We can get 42 units into Australia from Adafruit. If you order today, we can dispatch this stock between Dec 30, 2024 - Jan 02, 2025.
Add printing capability to any microcontroller project with just the innards of a thermal printer. Thermal printers are also known as receipt printers, they're what you get when you go to the ATM or grocery store. Now you can embed a little printer of your own into a custom enclosure of your choosing. This printer is ideal for interfacing with a microcontroller, you simply need a 3.3V-5V TTL serial output from your microcontroller to print text, barcodes, bitmap graphics, even a QR code!
This is the super hackable version! All that's included is the guts of a thermal printer: the motor/heater with a flex cable and a control board with a chip that will take your serial commands and use them to drive the motor & heater. You also get a TTL cable and a 33' roll of thermal paper. You'll likely want to design some sort of enclosure for it, especially since its a little challenging to line up the paper so it feeds through straight. That said, because there's no paper bay you can use as little or as much paper as you like, heck you can even feed in a mobius strip!
To power it, supply the VH pin with 5-9VDC. 5V can be a little dim, 7.5V-9VDC will give you nice dark printing.
We really like this printer because its easy to make Bold, underline, inverted text, variable line spacing, left/center/right justification, barcodes in 11 standard formats with adjustable height, and even custom bitmap graphics.

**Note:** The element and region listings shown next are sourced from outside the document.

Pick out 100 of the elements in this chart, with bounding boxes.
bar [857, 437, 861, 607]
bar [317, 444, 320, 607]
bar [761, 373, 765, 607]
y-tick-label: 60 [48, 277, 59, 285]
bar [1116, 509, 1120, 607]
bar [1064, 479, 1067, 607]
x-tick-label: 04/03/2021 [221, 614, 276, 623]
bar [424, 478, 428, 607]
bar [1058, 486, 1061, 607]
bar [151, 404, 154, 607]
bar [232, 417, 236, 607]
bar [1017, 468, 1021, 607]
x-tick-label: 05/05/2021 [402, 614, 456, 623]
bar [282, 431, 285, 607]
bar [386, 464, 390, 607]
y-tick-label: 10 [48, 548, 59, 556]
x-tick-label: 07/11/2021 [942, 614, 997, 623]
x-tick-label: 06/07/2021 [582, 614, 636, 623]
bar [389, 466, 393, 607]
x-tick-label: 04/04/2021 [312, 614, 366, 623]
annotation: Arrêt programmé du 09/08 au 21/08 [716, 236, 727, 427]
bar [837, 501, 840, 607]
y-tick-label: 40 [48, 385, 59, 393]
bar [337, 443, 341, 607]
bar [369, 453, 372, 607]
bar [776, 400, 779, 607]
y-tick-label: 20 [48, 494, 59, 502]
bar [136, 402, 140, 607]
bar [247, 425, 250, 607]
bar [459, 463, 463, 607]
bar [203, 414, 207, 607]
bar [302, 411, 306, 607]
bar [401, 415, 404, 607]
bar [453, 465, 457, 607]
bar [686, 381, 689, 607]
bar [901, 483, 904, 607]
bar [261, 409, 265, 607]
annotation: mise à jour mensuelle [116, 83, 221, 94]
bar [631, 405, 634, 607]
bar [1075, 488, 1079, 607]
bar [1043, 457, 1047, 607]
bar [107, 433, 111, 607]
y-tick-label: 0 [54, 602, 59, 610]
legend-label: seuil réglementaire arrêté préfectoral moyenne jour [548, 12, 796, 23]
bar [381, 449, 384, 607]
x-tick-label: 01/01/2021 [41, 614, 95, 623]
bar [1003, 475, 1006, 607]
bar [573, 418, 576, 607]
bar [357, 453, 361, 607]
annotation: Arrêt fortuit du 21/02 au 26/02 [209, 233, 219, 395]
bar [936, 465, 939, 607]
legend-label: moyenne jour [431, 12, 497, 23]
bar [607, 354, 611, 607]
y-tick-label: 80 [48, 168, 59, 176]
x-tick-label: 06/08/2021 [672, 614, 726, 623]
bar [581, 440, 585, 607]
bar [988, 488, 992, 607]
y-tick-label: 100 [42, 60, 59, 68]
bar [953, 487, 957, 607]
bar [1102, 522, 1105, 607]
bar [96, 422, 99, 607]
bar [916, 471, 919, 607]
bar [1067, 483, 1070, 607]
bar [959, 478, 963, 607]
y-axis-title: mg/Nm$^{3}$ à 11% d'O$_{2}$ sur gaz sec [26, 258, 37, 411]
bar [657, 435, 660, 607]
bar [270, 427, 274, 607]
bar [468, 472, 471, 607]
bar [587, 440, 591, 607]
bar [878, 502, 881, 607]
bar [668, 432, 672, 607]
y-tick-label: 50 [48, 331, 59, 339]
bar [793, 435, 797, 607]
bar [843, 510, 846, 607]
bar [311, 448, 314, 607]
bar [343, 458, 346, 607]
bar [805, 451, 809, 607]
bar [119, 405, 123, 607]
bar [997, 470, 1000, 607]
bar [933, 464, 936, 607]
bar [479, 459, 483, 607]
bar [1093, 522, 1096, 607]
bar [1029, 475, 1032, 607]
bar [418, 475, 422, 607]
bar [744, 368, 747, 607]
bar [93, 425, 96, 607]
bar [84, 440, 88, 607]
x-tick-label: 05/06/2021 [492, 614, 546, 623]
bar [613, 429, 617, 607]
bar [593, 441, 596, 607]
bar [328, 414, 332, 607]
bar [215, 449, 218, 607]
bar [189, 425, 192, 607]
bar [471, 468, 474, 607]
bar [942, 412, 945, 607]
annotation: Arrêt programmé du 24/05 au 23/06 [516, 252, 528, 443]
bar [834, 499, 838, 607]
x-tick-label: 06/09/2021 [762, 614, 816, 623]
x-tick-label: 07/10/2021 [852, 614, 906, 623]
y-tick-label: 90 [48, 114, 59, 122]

Of course, we wouldn't leave you with a datasheet and a "good luck!" - We have a full tutorial and matching Arduino library that demonstrates the following:
- Printing with small, medium and large text
- Bold and underline text
- Inverted text
- Variable line spacing
- Left, center and right justification
- Barcodes in the following standard formats: UPC A, UPC E, EAN13, EAN8, CODE39, I25, CODABAR, CODE93, CODE128, CODE11 and MSI - with adjustable barcode height
- Custom monochrome bitmap graphics!